Finalmente, falou o homem:
— Graças e louvores Te presto, ó poderoso e misericordioso Creador! Visto que, tendo fé em Ti, tornei-me conhecedor do Bem e do Mal junto a minha mulher, ao confrontarmos a morte que nos apareceu feito a um trovão, e que nos quis, com a sua sagacidade, nos levar para o seu reino abismal do esquecimento. Portanto, de agora em diante, sempre lembrarei que somos por ela observados, e que se não cuidarmos, sucumbiremos ao seu suborno, ao confiarmos as nossas esperanças em acordos que nos trarão o mal, ou seja, a servidão aos falsos deuses estranhos, que sempre nos tentam ludibriar. Além do que, mesmo diante das intempéries que passamos, aprendemos que não devemos jamais deixá-lo de adorar, visto que, é o Senhor o esplendor de toda a glória que a no céu, como, de igual modo na Terra.

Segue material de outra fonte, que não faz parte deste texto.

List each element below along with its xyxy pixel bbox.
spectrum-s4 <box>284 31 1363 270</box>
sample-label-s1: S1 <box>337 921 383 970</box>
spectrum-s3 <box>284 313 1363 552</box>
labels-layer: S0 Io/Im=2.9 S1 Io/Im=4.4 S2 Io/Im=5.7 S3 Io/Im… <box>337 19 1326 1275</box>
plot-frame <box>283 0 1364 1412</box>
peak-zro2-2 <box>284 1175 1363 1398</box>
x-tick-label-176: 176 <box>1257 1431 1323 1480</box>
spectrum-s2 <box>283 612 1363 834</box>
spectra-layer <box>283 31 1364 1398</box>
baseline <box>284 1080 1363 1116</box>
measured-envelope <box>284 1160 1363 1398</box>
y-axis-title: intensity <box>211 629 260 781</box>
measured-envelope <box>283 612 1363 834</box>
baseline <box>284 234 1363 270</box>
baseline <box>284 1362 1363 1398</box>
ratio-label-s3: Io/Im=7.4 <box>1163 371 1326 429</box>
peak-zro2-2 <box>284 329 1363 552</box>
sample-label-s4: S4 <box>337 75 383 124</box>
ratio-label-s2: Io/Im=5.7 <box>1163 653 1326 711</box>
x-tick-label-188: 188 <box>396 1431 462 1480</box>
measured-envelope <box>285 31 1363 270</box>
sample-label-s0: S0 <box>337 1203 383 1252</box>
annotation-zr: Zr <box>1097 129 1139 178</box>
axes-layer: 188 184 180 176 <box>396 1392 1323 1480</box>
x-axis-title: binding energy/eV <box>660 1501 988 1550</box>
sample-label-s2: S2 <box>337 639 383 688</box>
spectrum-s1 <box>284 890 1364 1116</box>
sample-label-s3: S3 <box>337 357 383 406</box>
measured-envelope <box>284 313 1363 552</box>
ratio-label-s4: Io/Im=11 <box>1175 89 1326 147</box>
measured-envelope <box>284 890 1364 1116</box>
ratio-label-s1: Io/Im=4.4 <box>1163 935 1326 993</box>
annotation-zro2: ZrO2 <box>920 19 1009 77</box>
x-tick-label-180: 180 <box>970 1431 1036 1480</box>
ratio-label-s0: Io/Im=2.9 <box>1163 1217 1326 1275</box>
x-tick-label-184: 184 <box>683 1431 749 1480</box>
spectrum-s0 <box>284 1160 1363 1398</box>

— Também Lhe presto a minha reverência ó Creador de todas as coisas! — disse a mulher em lágrimas. — Na dificuldade que eu e meu marido passamos, reconheci ser Tu, ó meu Senhor, a força divina que nos ampara diante das dificuldades e tentações às quais estamos sujeitos, pois, é no sofrimento, que o homem e a mulher encontram em Deus a perseverança de continuarem firmes, através da fé, oração, e determinação dos nossos esforços. Por isso, te peço que nunca nos abandone! Porque sei que somos condicionados a fazer o bem, tanto quanto, o mal. Ademais, ainda que eu e meu marido saibamos que o Senhor é quem esteve por de traz do anjo da morte — ao fazê-lo nos tentar a cometer apostasia —, temos a certeza que ao confiarmos a ti as nossas obras, teremos sempre os nossos pensamentos estabelecidos, e, dessa forma, a nossa salvação e reencontro no céu.
Daí em diante, o Creador abençoou-os com chuva, e, desde então, esse casal nunca mais passou fome por falta de água que regasse as suas plantações, ao demonstrarem mesmo nas dificuldades, serem justos aos olhos de Deus. Porquanto, a fé os salvou de serem mortos pela seca, que era a maneira pela qual Deus os testou mediante o seu emissário, para ver se eles eram mesmo tementes a Ele, e dignos da sua infinita misericórdia. Amém!